In Z-test and t-test, we assume $x_i$ follows $N(\mu,\sigma^2)$. Then $\sum_{i=1}^{n}(\frac{\bar{\mu}-x_i}{\sigma})^2$ follows $\chi^2_{n-1}$-distribution. Then $\frac{\bar{\mu}-\mu}{{\sigma}}$ follows $N(0,1)$ and $(n-1)\hat{\sigma}^2/\sigma^2$ follows $\chi^2_{n-1}$. Hence,the t-statistics=$\frac{\bar{\mu}-\mu}{\hat{\sigma}}=(\frac{\bar{\mu}-\mu}{{\sigma}})/\sqrt{\hat{\sigma}^2/\sigma^2}$ follows $t_{n-1}$ since $\frac{X}{\sqrt{Y/K}}$ follows $t_K$ given that $X$ follows $N(0,1)$ and $Y$ follows $\chi^2_K$ and $X,Y$ are independent.

Ben
  • 111
  • 3
1

Coolserdash's answer is correct.

Ill just add that you see a lot of stuff like "The Z-test requires that your data is normally distributed, etc".

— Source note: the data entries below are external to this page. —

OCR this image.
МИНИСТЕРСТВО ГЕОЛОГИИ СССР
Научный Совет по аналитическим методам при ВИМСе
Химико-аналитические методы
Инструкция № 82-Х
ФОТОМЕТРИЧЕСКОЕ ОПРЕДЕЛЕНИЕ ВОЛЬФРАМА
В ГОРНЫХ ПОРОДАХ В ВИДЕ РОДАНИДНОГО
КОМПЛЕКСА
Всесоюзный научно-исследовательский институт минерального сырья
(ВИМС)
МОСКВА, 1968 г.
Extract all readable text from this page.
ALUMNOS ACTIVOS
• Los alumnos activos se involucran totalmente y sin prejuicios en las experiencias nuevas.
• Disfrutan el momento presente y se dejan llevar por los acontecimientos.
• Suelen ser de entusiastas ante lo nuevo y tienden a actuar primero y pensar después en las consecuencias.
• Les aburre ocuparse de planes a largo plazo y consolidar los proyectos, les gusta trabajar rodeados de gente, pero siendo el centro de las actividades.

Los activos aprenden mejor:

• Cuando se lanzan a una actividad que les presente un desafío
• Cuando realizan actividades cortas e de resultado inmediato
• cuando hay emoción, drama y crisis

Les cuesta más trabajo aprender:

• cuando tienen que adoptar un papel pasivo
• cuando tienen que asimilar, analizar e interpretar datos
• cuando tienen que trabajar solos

This is not actually correct. The Z test requires that your data generating process comes from a probability distribution that has finite variance.

If that is the case, then you can show that the CLT can be used to show asymptotic convergence of the Z statistic (i.e. the standardized sample mean) to the normal distribution. Thus the Z statistic is normal although the underlying data itself does not have to be (i.e the data could be poisson, etc)

As coolserdash pointed out, on the other hand, the t-test does require that the data be drawn from a normal distribution as the derivation of the t-distribution requires that the sample mean and variance are independent. It can be shown that this is only true under assumption that the generating process for the underlying data is normal.